The opera coat was a hallmark of 19th century fashion. “During that time, men’s coats were still in the atmosphere of popular dress. Wearing one would not be considered theatrical or costume-like as it would be today. It was just another option,” Sean Crowley, owner of Crowley Vintage NYC tells T&C. Crowley specializes in vintage clothing reminiscent of old Ralph Lauren ads and his pieces tug at the heartstrings of those nostalgic for a time when wearing a tie was the norm. “Besides the practicality of being able to throw a cape over a tuxedo, it was also just a style thing.”
At the beginning of the 20th century, the cape style underwent a series of changes. For women, the changes were dramatic: in the 20s they were shaped like cocoons and worn with evening looks, an ideal topper for fuller dresses. In the 30s, a hybrid between cape and fur was forged, and in the 50s, fashion designers freed the piece from its utilitarian roots by shortening the length to the chest in some cases. W0men’s Capes declined in popularity after the 70s, but would be reintroduced to high fashion runways in 2014 when Christopher Bailey presented a monogrammed plaid felt style poncho.

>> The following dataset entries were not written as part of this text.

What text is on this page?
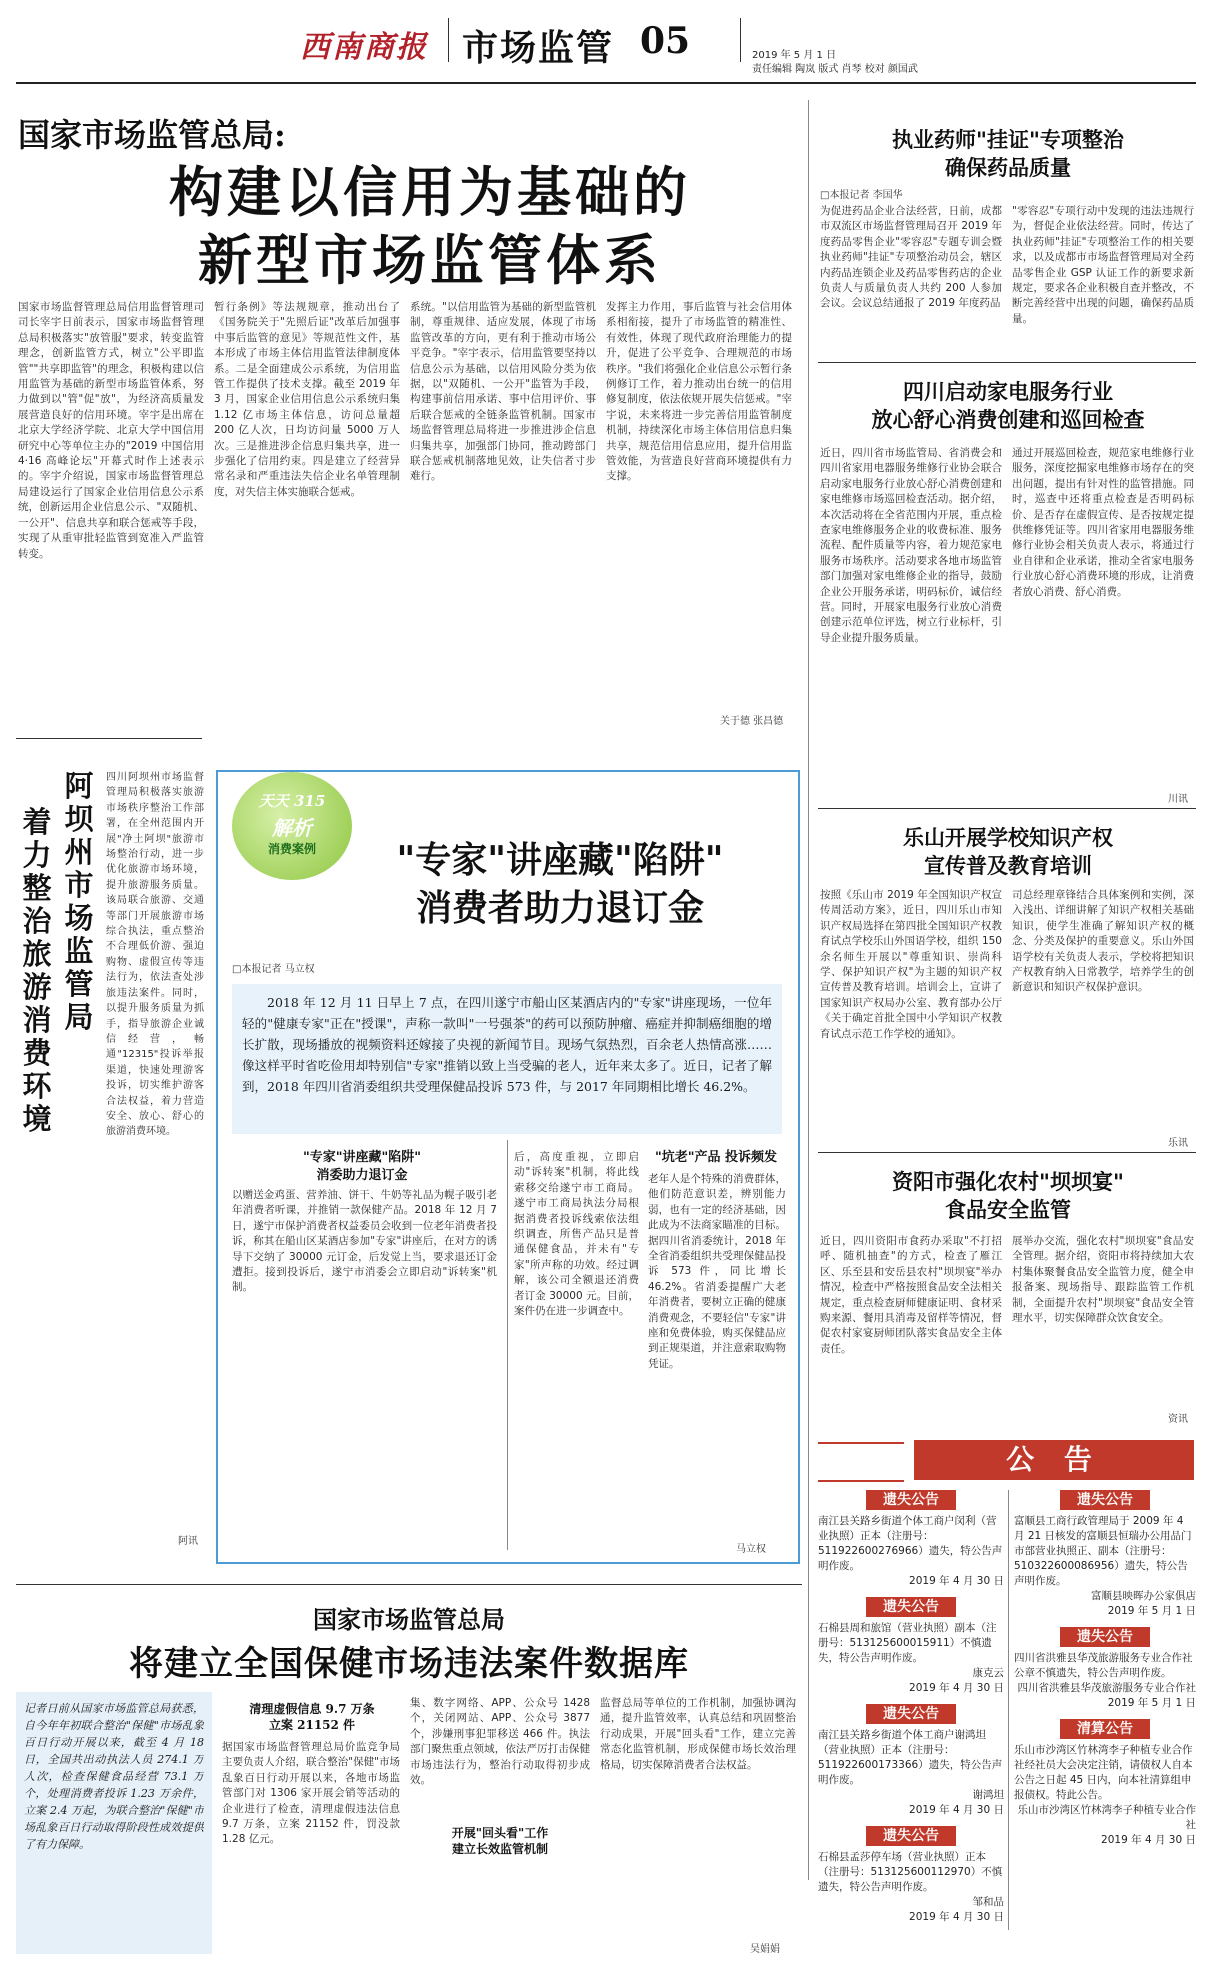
西南商报 市场监管 05	2019 年 5 月 1 日
责任编辑 陶岚 版式 肖琴 校对 颜国武
国家市场监管总局:
构建以信用为基础的
新型市场监管体系
国家市场监督管理总局信用监督管理司司长宰宇日前表示，国家市场监督管理总局积极落实"放管服"要求，转变监管理念，创新监管方式，树立"公平即监管""共享即监管"的理念，积极构建以信用监管为基础的新型市场监管体系，努力做到以"管"促"放"，为经济高质量发展营造良好的信用环境。宰宇是出席在北京大学经济学院、北京大学中国信用研究中心等单位主办的"2019 中国信用 4·16 高峰论坛"开幕式时作上述表示的。宰宇介绍说，国家市场监督管理总局建设运行了国家企业信用信息公示系统，创新运用企业信息公示、"双随机、一公开"、信息共享和联合惩戒等手段，实现了从重审批轻监管到宽准入严监管转变。
暂行条例》等法规规章，推动出台了《国务院关于"先照后证"改革后加强事中事后监管的意见》等规范性文件，基本形成了市场主体信用监管法律制度体系。二是全面建成公示系统，为信用监管工作提供了技术支撑。截至 2019 年 3 月，国家企业信用信息公示系统归集 1.12 亿市场主体信息，访问总量超 200 亿人次，日均访问量 5000 万人次。三是推进涉企信息归集共享，进一步强化了信用约束。四是建立了经营异常名录和严重违法失信企业名单管理制度，对失信主体实施联合惩戒。
系统。"以信用监管为基础的新型监管机制，尊重规律、适应发展，体现了市场监管改革的方向，更有利于推动市场公平竞争。"宰宇表示，信用监管要坚持以信息公示为基础，以信用风险分类为依据，以"双随机、一公开"监管为手段，构建事前信用承诺、事中信用评价、事后联合惩戒的全链条监管机制。国家市场监督管理总局将进一步推进涉企信息归集共享，加强部门协同，推动跨部门联合惩戒机制落地见效，让失信者寸步难行。
发挥主力作用，事后监管与社会信用体系相衔接，提升了市场监管的精准性、有效性，体现了现代政府治理能力的提升，促进了公平竞争、合理规范的市场秩序。"我们将强化企业信息公示暂行条例修订工作，着力推动出台统一的信用修复制度，依法依规开展失信惩戒。"宰宇说，未来将进一步完善信用监管制度机制，持续深化市场主体信用信息归集共享，规范信用信息应用，提升信用监管效能，为营造良好营商环境提供有力支撑。
关于德 张昌德
执业药师"挂证"专项整治
确保药品质量
□本报记者 李国华
为促进药品企业合法经营，日前，成都市双流区市场监督管理局召开 2019 年度药品零售企业"零容忍"专题专训会暨执业药师"挂证"专项整治动员会，辖区内药品连锁企业及药品零售药店的企业负责人与质量负责人共约 200 人参加会议。会议总结通报了 2019 年度药品
"零容忍"专项行动中发现的违法违规行为，督促企业依法经营。同时，传达了执业药师"挂证"专项整治工作的相关要求，以及成都市市场监督管理局对全药品零售企业 GSP 认证工作的新要求新规定，要求各企业积极自查并整改，不断完善经营中出现的问题，确保药品质量。
四川启动家电服务行业
放心舒心消费创建和巡回检查
近日，四川省市场监管局、省消费会和四川省家用电器服务维修行业协会联合启动家电服务行业放心舒心消费创建和家电维修市场巡回检查活动。据介绍，本次活动将在全省范围内开展，重点检查家电维修服务企业的收费标准、服务流程、配件质量等内容，着力规范家电服务市场秩序。活动要求各地市场监管部门加强对家电维修企业的指导，鼓励企业公开服务承诺，明码标价，诚信经营。同时，开展家电服务行业放心消费创建示范单位评选，树立行业标杆，引导企业提升服务质量。
通过开展巡回检查，规范家电维修行业服务，深度挖掘家电维修市场存在的突出问题，提出有针对性的监管措施。同时，巡查中还将重点检查是否明码标价、是否存在虚假宣传、是否按规定提供维修凭证等。四川省家用电器服务维修行业协会相关负责人表示，将通过行业自律和企业承诺，推动全省家电服务行业放心舒心消费环境的形成，让消费者放心消费、舒心消费。
川讯
乐山开展学校知识产权
宣传普及教育培训
按照《乐山市 2019 年全国知识产权宣传周活动方案》，近日，四川乐山市知识产权局选择在第四批全国知识产权教育试点学校乐山外国语学校，组织 150 余名师生开展以"尊重知识、崇尚科学、保护知识产权"为主题的知识产权宣传普及教育培训。培训会上，宣讲了国家知识产权局办公室、教育部办公厅《关于确定首批全国中小学知识产权教育试点示范工作学校的通知》。
司总经理章锋结合具体案例和实例，深入浅出、详细讲解了知识产权相关基础知识，使学生准确了解知识产权的概念、分类及保护的重要意义。乐山外国语学校有关负责人表示，学校将把知识产权教育纳入日常教学，培养学生的创新意识和知识产权保护意识。
乐讯
资阳市强化农村"坝坝宴"
食品安全监管
近日，四川资阳市食药办采取"不打招呼、随机抽查"的方式，检查了雁江区、乐至县和安岳县农村"坝坝宴"举办情况，检查中严格按照食品安全法相关规定，重点检查厨师健康证明、食材采购来源、餐用具消毒及留样等情况，督促农村家宴厨师团队落实食品安全主体责任。
展举办交流，强化农村"坝坝宴"食品安全管理。据介绍，资阳市将持续加大农村集体聚餐食品安全监管力度，健全申报备案、现场指导、跟踪监管工作机制，全面提升农村"坝坝宴"食品安全管理水平，切实保障群众饮食安全。
资讯
公 告
遗失公告
南江县关路乡街道个体工商户闵利（营业执照）正本（注册号：511922600276966）遗失，特公告声明作废。
2019 年 4 月 30 日
遗失公告
石棉县周和旅馆（营业执照）副本（注册号：513125600015911）不慎遗失，特公告声明作废。
康克云
2019 年 4 月 30 日
遗失公告
南江县关路乡街道个体工商户谢鸿坦（营业执照）正本（注册号：511922600173366）遗失，特公告声明作废。
谢鸿坦
2019 年 4 月 30 日
遗失公告
石棉县孟莎停车场（营业执照）正本（注册号：513125600112970）不慎遗失，特公告声明作废。
邹和品
2019 年 4 月 30 日
遗失公告
富顺县工商行政管理局于 2009 年 4 月 21 日核发的富顺县恒瑞办公用品门市部营业执照正、副本（注册号：510322600086956）遗失，特公告声明作废。
富顺县映晖办公家俱店
2019 年 5 月 1 日
遗失公告
四川省洪雅县华茂旅游服务专业合作社公章不慎遗失，特公告声明作废。
四川省洪雅县华茂旅游服务专业合作社
2019 年 5 月 1 日
清算公告
乐山市沙湾区竹林湾李子种植专业合作社经社员大会决定注销，请债权人自本公告之日起 45 日内，向本社清算组申报债权。特此公告。
乐山市沙湾区竹林湾李子种植专业合作社
2019 年 4 月 30 日
阿坝州市场监管局
着力整治旅游消费环境
四川阿坝州市场监督管理局积极落实旅游市场秩序整治工作部署，在全州范围内开展"净土阿坝"旅游市场整治行动，进一步优化旅游市场环境，提升旅游服务质量。该局联合旅游、交通等部门开展旅游市场综合执法，重点整治不合理低价游、强迫购物、虚假宣传等违法行为，依法查处涉旅违法案件。同时，以提升服务质量为抓手，指导旅游企业诚信经营，畅通"12315"投诉举报渠道，快速处理游客投诉，切实维护游客合法权益，着力营造安全、放心、舒心的旅游消费环境。
阿讯
天天 315
解析
消费案例	"专家"讲座藏"陷阱"
消费者助力退订金
□本报记者 马立权
2018 年 12 月 11 日早上 7 点，在四川遂宁市船山区某酒店内的"专家"讲座现场，一位年轻的"健康专家"正在"授课"，声称一款叫"一号强茶"的药可以预防肿瘤、癌症并抑制癌细胞的增长扩散，现场播放的视频资料还嫁接了央视的新闻节目。现场气氛热烈，百余老人热情高涨……像这样平时省吃俭用却特别信"专家"推销以致上当受骗的老人，近年来太多了。近日，记者了解到，2018 年四川省消委组织共受理保健品投诉 573 件，与 2017 年同期相比增长 46.2%。
"专家"讲座藏"陷阱"
消委助力退订金
以赠送金鸡蛋、营养油、饼干、牛奶等礼品为幌子吸引老年消费者听课，并推销一款保健产品。2018 年 12 月 7 日，遂宁市保护消费者权益委员会收到一位老年消费者投诉，称其在船山区某酒店参加"专家"讲座后，在对方的诱导下交纳了 30000 元订金，后发觉上当，要求退还订金遭拒。接到投诉后，遂宁市消委会立即启动"诉转案"机制。
后，高度重视，立即启动"诉转案"机制，将此线索移交给遂宁市工商局。遂宁市工商局执法分局根据消费者投诉线索依法组织调查，所售产品只是普通保健食品，并未有"专家"所声称的功效。经过调解，该公司全额退还消费者订金 30000 元。目前，案件仍在进一步调查中。
"坑老"产品 投诉频发
老年人是个特殊的消费群体，他们防范意识差，辨别能力弱，也有一定的经济基础，因此成为不法商家瞄准的目标。据四川省消委统计，2018 年全省消委组织共受理保健品投诉 573 件，同比增长 46.2%。省消委提醒广大老年消费者，要树立正确的健康消费观念，不要轻信"专家"讲座和免费体验，购买保健品应到正规渠道，并注意索取购物凭证。
马立权
国家市场监管总局
将建立全国保健市场违法案件数据库
记者日前从国家市场监管总局获悉，自今年年初联合整治"保健"市场乱象百日行动开展以来，截至 4 月 18 日，全国共出动执法人员 274.1 万人次，检查保健食品经营 73.1 万个，处理消费者投诉 1.23 万余件，立案 2.4 万起，为联合整治"保健"市场乱象百日行动取得阶段性成效提供了有力保障。
清理虚假信息 9.7 万条
立案 21152 件
据国家市场监督管理总局价监竞争局主要负责人介绍，联合整治"保健"市场乱象百日行动开展以来，各地市场监管部门对 1306 家开展会销等活动的企业进行了检查，清理虚假违法信息 9.7 万条，立案 21152 件，罚没款 1.28 亿元。
集、数字网络、APP、公众号 1428 个，关闭网站、APP、公众号 3877 个，涉嫌刑事犯罪移送 466 件。执法部门聚焦重点领域，依法严厉打击保健市场违法行为，整治行动取得初步成效。
开展"回头看"工作
建立长效监管机制
监督总局等单位的工作机制，加强协调沟通，提升监管效率，认真总结和巩固整治行动成果，开展"回头看"工作，建立完善常态化监管机制，形成保健市场长效治理格局，切实保障消费者合法权益。
吴娟娟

But for men, the cape hit hard and was mainly used by military officers throughout Europe and the United States. Still, men’s caps or cape-adjacent garments are best associated with royalty exemplified by King Charles the choice to don full regalia (which includes a red satin cloak) at the Order of the Bath service at Westminster Abbey in 2022.
But now it seems that men’s coats are ready for their revival. Aside from recent fashion seasons featuring coats for both men and women, the daring outerwear has been seen on men off the runway as well. Actor Percy Hynes White wore one by Saint Laurent at the 2023 Golden Globes, and Crowley sold one of his “best” coats to 22-year-old menswear fashion influencer, Wisdom Kaye who has 2.3 million followers on Instagram and 9.3 million followers on Tik-Tok. “I think what we’re seeing on the runway reflects the overall increase in experimentation in men’s formal wear,” says Crowley. “Men in particular embrace a level of exuberance and fun in their attire. Men used to wear suits every day and now it’s not necessary. Dressing up is a choice, and when someone makes that choice, they’re probably excited about it. Cape fits in there.”